McAnulty College and Graduate School of Liberal Arts
Existential Phenomenology; Hermeneutic Phenomenology; Thematic Analysis; Tattoos; Female Embodiment; Gendered Embodiment; Body Politics
This dissertation is a phenomenological research study about the lived experiences of women who elected to get tattoos in the last five years. Due to historical and present discourses on female embodiment and persistent stigmas and pathologies often associated with tattoos, I sought to generate meaningful knowledge about the lived experiences of women who have voluntarily chosen this form of body modification. I conducted phenomenological research interviews with nine participants about personal meanings, decision making processes, and lived experiences of embodiment (capturing existential themes of lived body, spatiality, relationality, and time) before and after tattooing.

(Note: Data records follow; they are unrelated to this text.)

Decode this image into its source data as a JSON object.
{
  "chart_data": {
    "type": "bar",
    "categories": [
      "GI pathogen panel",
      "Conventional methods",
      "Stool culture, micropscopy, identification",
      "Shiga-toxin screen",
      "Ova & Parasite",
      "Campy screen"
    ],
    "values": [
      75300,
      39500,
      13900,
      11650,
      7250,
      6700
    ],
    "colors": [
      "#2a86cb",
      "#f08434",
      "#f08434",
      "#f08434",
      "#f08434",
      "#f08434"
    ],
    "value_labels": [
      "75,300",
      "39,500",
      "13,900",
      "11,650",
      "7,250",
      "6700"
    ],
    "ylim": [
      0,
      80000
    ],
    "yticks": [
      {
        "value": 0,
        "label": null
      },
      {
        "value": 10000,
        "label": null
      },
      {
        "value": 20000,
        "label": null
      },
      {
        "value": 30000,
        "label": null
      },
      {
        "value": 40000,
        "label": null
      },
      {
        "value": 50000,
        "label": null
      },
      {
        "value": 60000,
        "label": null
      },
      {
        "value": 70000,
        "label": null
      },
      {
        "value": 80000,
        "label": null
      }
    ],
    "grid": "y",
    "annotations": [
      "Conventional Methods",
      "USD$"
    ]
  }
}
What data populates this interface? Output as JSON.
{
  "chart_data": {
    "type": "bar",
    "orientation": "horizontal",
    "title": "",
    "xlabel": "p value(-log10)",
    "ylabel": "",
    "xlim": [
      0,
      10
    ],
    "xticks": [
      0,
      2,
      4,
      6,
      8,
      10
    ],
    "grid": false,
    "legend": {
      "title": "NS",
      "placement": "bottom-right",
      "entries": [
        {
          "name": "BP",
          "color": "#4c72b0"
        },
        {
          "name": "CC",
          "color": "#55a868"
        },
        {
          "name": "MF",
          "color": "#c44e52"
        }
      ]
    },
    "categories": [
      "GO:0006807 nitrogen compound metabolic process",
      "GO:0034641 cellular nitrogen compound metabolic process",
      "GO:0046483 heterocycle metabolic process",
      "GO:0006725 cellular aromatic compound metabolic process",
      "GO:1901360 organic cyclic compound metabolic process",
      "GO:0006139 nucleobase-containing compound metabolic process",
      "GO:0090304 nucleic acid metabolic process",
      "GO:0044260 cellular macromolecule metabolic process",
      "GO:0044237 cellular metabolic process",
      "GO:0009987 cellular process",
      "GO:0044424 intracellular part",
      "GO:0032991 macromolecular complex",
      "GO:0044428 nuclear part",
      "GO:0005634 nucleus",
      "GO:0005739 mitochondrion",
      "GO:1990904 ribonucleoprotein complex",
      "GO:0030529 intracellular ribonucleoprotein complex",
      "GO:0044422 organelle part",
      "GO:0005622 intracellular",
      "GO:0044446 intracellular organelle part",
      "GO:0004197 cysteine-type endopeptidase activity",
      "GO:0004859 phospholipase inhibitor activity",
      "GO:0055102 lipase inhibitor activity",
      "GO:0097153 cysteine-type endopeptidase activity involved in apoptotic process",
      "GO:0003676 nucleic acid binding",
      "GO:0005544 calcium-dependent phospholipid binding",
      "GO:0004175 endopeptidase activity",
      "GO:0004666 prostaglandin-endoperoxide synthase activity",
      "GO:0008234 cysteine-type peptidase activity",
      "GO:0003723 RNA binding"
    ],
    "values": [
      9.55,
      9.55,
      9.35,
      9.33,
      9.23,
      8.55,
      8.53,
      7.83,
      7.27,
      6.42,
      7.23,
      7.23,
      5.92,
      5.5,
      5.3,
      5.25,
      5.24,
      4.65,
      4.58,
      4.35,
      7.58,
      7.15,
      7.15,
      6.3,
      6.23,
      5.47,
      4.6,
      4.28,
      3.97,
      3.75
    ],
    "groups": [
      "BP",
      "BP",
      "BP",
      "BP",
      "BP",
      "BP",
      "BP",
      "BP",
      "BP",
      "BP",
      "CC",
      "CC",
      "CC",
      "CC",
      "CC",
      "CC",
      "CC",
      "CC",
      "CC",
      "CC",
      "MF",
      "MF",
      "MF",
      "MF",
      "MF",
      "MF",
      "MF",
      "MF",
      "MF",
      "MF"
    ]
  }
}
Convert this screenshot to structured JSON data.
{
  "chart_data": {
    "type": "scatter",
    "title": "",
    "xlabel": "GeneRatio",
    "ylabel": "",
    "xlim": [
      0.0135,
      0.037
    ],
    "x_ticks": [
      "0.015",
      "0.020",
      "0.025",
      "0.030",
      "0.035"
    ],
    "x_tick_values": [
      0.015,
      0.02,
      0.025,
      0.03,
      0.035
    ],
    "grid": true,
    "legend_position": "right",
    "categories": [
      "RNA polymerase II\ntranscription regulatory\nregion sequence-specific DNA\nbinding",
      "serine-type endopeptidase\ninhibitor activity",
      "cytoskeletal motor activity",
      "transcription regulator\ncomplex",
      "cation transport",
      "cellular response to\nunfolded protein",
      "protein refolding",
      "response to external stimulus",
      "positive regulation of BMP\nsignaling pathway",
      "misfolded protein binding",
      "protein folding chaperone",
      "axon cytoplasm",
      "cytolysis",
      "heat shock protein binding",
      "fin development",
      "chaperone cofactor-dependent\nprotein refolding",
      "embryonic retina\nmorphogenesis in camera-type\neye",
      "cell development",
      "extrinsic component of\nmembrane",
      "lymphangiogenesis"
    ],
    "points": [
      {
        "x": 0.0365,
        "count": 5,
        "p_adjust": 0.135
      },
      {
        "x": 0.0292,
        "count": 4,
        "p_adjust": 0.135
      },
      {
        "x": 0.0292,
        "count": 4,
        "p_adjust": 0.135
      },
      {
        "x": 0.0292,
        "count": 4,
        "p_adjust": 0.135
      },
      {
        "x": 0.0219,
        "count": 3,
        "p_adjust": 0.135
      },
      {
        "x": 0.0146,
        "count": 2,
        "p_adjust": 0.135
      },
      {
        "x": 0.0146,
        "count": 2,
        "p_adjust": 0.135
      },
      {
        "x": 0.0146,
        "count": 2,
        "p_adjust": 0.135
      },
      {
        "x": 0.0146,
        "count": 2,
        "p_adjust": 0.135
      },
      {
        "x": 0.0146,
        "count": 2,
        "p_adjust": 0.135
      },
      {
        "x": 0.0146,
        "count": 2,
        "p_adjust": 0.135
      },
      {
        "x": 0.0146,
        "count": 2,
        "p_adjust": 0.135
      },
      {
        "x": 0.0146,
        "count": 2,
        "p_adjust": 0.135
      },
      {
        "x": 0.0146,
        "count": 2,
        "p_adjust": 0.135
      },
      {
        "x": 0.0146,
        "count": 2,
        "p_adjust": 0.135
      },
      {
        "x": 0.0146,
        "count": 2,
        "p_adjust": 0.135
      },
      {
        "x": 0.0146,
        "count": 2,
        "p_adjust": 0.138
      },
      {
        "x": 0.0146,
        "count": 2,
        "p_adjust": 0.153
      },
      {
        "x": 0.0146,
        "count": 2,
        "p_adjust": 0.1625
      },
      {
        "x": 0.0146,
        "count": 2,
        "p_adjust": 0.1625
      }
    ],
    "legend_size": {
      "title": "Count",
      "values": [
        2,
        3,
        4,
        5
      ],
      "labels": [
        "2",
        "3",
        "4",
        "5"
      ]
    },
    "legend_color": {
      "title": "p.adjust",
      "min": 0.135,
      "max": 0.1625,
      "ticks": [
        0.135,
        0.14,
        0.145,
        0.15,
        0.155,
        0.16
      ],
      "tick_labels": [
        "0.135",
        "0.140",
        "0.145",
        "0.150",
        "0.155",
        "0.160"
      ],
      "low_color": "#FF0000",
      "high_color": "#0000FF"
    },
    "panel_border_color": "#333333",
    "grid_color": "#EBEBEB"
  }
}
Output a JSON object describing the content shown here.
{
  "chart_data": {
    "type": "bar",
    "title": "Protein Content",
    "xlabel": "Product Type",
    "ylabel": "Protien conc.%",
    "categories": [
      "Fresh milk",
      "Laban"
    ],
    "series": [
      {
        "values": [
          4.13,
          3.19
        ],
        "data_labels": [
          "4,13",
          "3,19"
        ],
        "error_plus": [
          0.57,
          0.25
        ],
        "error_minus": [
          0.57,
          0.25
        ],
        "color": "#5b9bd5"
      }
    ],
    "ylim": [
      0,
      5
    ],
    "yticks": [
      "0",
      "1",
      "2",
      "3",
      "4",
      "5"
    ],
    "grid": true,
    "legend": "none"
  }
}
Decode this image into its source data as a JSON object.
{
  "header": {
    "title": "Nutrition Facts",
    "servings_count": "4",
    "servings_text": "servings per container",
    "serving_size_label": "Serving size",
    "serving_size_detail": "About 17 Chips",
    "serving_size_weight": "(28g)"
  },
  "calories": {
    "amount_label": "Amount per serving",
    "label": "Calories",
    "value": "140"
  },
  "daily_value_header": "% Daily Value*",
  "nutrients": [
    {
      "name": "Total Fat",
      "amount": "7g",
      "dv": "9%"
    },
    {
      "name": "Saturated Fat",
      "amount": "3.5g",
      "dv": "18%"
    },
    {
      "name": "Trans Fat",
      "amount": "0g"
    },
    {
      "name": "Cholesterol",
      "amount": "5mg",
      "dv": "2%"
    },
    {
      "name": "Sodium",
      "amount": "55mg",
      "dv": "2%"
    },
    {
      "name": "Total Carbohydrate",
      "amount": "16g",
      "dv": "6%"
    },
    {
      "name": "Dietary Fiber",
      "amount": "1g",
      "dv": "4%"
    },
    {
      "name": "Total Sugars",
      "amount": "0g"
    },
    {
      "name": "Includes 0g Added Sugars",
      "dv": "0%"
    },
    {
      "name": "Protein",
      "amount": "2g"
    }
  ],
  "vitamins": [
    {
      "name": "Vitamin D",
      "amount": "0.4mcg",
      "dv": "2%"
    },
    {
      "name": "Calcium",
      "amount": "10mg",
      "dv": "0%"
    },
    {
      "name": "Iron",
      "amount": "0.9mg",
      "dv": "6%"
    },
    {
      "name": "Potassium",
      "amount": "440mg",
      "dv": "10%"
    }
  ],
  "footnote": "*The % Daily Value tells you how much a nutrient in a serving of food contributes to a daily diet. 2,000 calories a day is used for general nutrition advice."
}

I applied thematic interpretation of participants’ data using Van Manen’s approach to hermeneutic phenomenological interpretation. Through this analysis, four global themes emerged: Identity and Selfhood Captured in Tattoos, Power and Control Asserted through Tattoos, Tattoos as Interpersonal/Relational, and Meaning vs. Aesthetics in Tattoos. These themes were then situated and discussed within the field of body politics. My research findings predominantly indicated that tattoos serve as a nexus for personal, interpersonal, and cultural spheres of experience, and personal meanings and impacts can be understood from this broader perspective. Specifically, tattoos represent varying degrees of tension between self/others/world, and individual processes related to this act identify ways in which women respond and adapt to oppression as it relates to female embodiment in the socio-cultural world.